Architectural designer and multi disciplinary researcher Rachel Armstrong has been announced as a keynote speaker for Icarus Interstellar’s 2013 Starship Congress, with a talk titled Project Persephone.
Dr. Rachel Armstrong is the Co-Director of AVATAR (Advanced Virtual and Technological Architectural Research) in Architecture & Synthetic Biology at The School of Architecture & Construction, University of Greenwich, London, a 2010 Senior TED Fellow, and Visiting Research Assistant at the Center for Fundamental Living Technology, Department of Physics and Chemistry, University of Southern Denmark.
Rachel graduated from Cambridge University with First Class Honours, completed her clinical training at the John Radcliffe Medical School at the University of Oxford in 1991, and in 2009 embarked on a PhD in chemistry and architecture at University College London. Rachel is a sustainability innovator who investigates a new approach to building materials called ‘living architecture,’ that suggests it is possible for our buildings to share some of the properties of living systems. She collaboratively works across disciplines to build and develop prototypes that embody her approach. Rachel was a member of the RESCUE “Collaboration between the natural, social and human sciences in global change research” Working Group, an interdisciplinary body of European experts making recommendations to the EU for strategic investment for interdisciplinary/scientific research of climate change. She was also part of the TARPOL report “Targeting environmental pollution with engineered microbial systems á la carte” for the European Commission, which will be published by Wiley this year. In 2011 Rachel was named as one of the top ten UK innovators by Director Magazine, featured in the top ten ‘big ideas, 10 original thinkers’ for BBC Focus Magazine and selected as one of BMW/Wired’s Change Accelerators. She also released a TED Book on Living Architecture in 2012, which has been a #1 Bestseller in Biotechnology on Amazon, and is available on Kindle, Nook and iBook.

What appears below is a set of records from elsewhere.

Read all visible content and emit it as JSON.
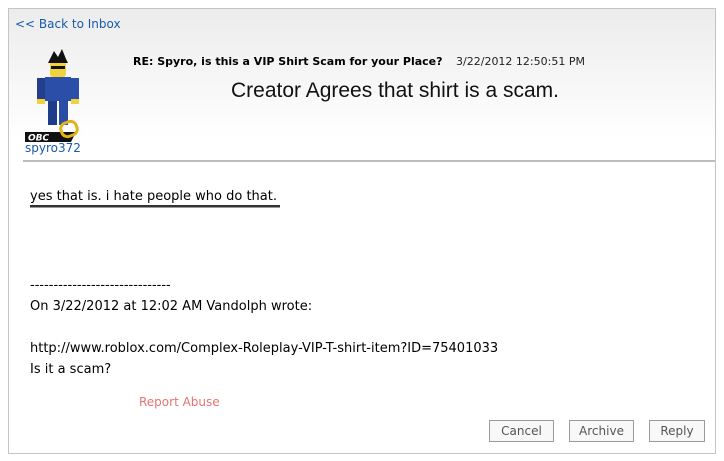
{
  "nav": {
    "back_label": "<< Back to Inbox"
  },
  "sender": {
    "username": "spyro372",
    "badge": "OBC"
  },
  "message": {
    "subject": "RE: Spyro, is this a VIP Shirt Scam for your Place?",
    "date": "3/22/2012 12:50:51 PM",
    "headline": "Creator Agrees that shirt is a scam.",
    "reply_text": "yes that is. i hate people who do that.",
    "separator": "------------------------------",
    "quote_header": "On 3/22/2012 at 12:02 AM Vandolph wrote:",
    "quote_url": "http://www.roblox.com/Complex-Roleplay-VIP-T-shirt-item?ID=75401033",
    "quote_question": "Is it a scam?"
  },
  "actions": {
    "report_label": "Report Abuse",
    "cancel_label": "Cancel",
    "archive_label": "Archive",
    "reply_label": "Reply"
  },
  "colors": {
    "link": "#1a5aa8",
    "report": "#e67373",
    "border": "#c4c4c4"
  }
}
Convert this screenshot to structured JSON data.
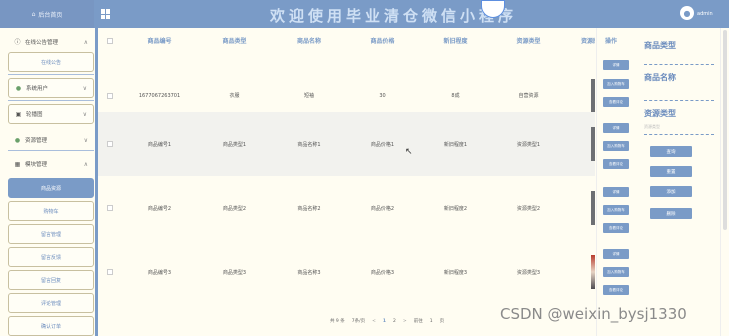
{
  "header": {
    "home_label": "后台首页",
    "title": "欢迎使用毕业清仓微信小程序",
    "user": "admin",
    "avatar_glyph": "●"
  },
  "sidebar": {
    "items": [
      {
        "label": "在线公告管理",
        "type": "category",
        "arrow": "∧"
      },
      {
        "label": "在线公告",
        "type": "sub"
      },
      {
        "label": "系统用户",
        "type": "category",
        "arrow": "∨"
      },
      {
        "label": "轮播图",
        "type": "category",
        "arrow": "∨"
      },
      {
        "label": "资源管理",
        "type": "category",
        "arrow": "∨"
      },
      {
        "label": "模块管理",
        "type": "category",
        "arrow": "∧"
      },
      {
        "label": "商品资源",
        "type": "sub",
        "active": true
      },
      {
        "label": "购物车",
        "type": "sub"
      },
      {
        "label": "留言管理",
        "type": "sub"
      },
      {
        "label": "留言反馈",
        "type": "sub"
      },
      {
        "label": "留言回复",
        "type": "sub"
      },
      {
        "label": "评论管理",
        "type": "sub"
      },
      {
        "label": "确认订单",
        "type": "sub"
      }
    ]
  },
  "table": {
    "headers": [
      "商品编号",
      "商品类型",
      "商品名称",
      "商品价格",
      "新旧程度",
      "资源类型",
      "资源图"
    ],
    "rows": [
      [
        "1677067263701",
        "衣服",
        "短袖",
        "30",
        "8成",
        "自营资源"
      ],
      [
        "商品编号1",
        "商品类型1",
        "商品名称1",
        "商品价格1",
        "新旧程度1",
        "资源类型1"
      ],
      [
        "商品编号2",
        "商品类型2",
        "商品名称2",
        "商品价格2",
        "新旧程度2",
        "资源类型2"
      ],
      [
        "商品编号3",
        "商品类型3",
        "商品名称3",
        "商品价格3",
        "新旧程度3",
        "资源类型3"
      ]
    ]
  },
  "pagination": {
    "total": "共 9 条",
    "page_size": "7条/页",
    "prev": "<",
    "pages": [
      "1",
      "2"
    ],
    "next": ">",
    "goto": "前往",
    "goto_value": "1",
    "page_unit": "页"
  },
  "operations": {
    "header": "操作",
    "buttons": [
      "详情",
      "加入购物车",
      "查看评论"
    ]
  },
  "search": {
    "fields": [
      "商品类型",
      "商品名称",
      "资源类型"
    ],
    "resource_placeholder": "资源类型",
    "buttons": [
      "查询",
      "重置",
      "添加",
      "删除"
    ]
  },
  "watermark": "CSDN @weixin_bysj1330",
  "colors": {
    "accent": "#7a9bc7",
    "background": "#fffdf2"
  }
}
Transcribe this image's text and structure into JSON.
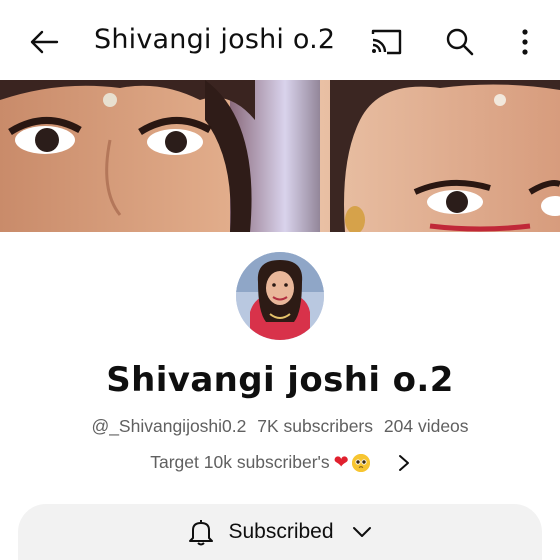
{
  "header": {
    "title": "Shivangi joshi o.2",
    "icons": [
      "back-arrow-icon",
      "cast-icon",
      "search-icon",
      "more-vert-icon"
    ]
  },
  "channel": {
    "name": "Shivangi joshi o.2",
    "handle": "@_Shivangijoshi0.2",
    "subscribers": "7K subscribers",
    "videos": "204 videos",
    "description": "Target 10k subscriber's",
    "description_emojis": [
      "red-heart",
      "pleading-face"
    ]
  },
  "subscribe_button": {
    "label": "Subscribed",
    "icons": [
      "bell-icon",
      "chevron-down-icon"
    ]
  },
  "colors": {
    "text_primary": "#0f0f0f",
    "text_secondary": "#606060",
    "button_bg": "#f2f2f2"
  }
}
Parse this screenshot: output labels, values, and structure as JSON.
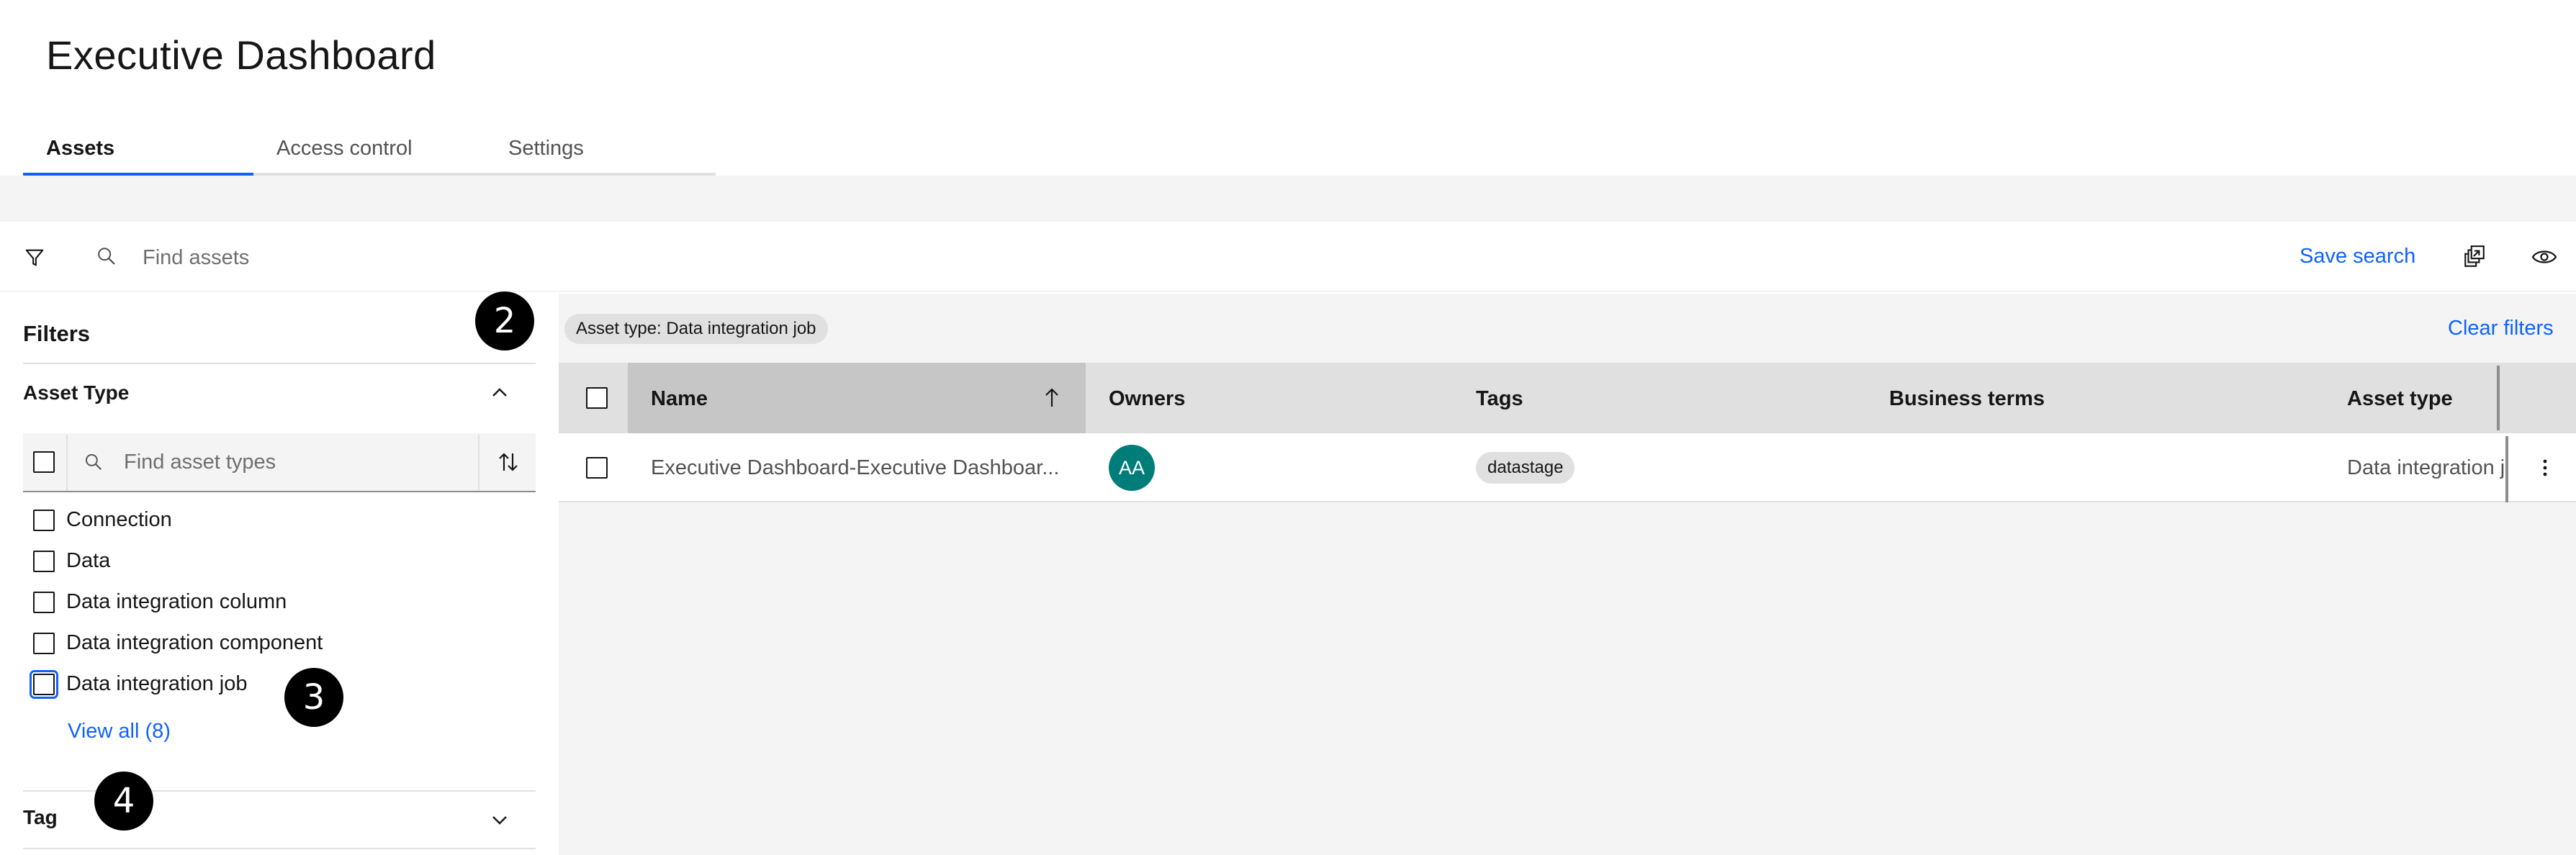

Abstract for Project Persephone:
Project Persephone is charged with the design and implementation of a giant natural computer that will form the ‘living’ interior to the Icarus Interstellar worldship, which constitutes a kind of ‘space’ Nature. Yet, her ideas are not just ‘black sky’ thinking but also address the way that we currently live and produces real world models and prototypes to address significant challenges such as, resource shortages within our megacities, which share Persephone’s challenges in surviving effectively ‘closed’ systems.
Rather than presupposing what the needs of an interstellar civilization may be within this system, which will experience its own physical and chemical rhythms, Persephone is approaching the idea of a living space within a worldship by taking a bottom-up approach to its construction. Yet, she is not by starting with bricks and mortar, but with designing, developing and producing soils that are essential for any truly ‘sustainable’ environment. Indeed, all civilizations are founded on soils, as they are the technology that spontaneously recycles materials and creates fertile conditions in which life may thrive. By understanding the basic physical and chemical interactions that may spontaneously form systems that shape the flow of matter through the worldship, it may be possible to create events within them such as, growth and decomposition, around which human activity can thrive. As these systems develop it may be possible to construct architectures and even cities that thrive around these spontaneous events.
Project Persephone also aims to address an even a deeper issue, which relates to the way we imagine reality. In 1948 Erwin Schrodinger noted that the characteristic of life is that it resists the decay towards entropic equilibrium. This observation is profoundly important when thinking about the design of an environment for living things, as it requires us to consider far-from equilibrium conditions in the fabrication of soils. Persephone is also imagined as an ‘open’ system to resist entropic decay. Perhaps she may ‘feed’ on space ‘junk’, asteroids and even the electromagnetic spectrum, so that the living system that supports her interstellar crew does not grind to an energetic halt. Yet how do we begin to resolve these challenges – to keep her system open – or even design and engineer with material flows and networks of metabolic interactions? Working with open, non-equilibrium systems flies in the face of all our design efforts to history, because when we design, we assume that our design substrates are closed and their surroundings are at equilibrium, so we can make a world of composed of objects. However, such assumptions are not suitable for a living interior, as Schrodinger noted, an equilibrium state is not compatible with life.
Persephone’s international community – a network of world-leading architects, designers, engineers, sociologists, creative and scientists – is exploring how to navigate these challenges through the inpossible.me community, which builds tools and methods to deal with a constantly evolving reality.
Persephone does not expect these challenges to be solved by any one particular team, or indeed any particular generation and is looking to work with all the Icarus Interstellar group’s project leaders and extend her network to multiple collaborators, across many disciplines and age groups as an open network of volunteers, makers and visionaries.
Persephone is looking forward to participating in Icarus Interstellar’s international community, which is coming together for the first time in person, to talk about such issues at the Starship Congress, which will be the start of many challenging conversations that will ultimately result in taking the first real steps towards becoming an interstellar civilization.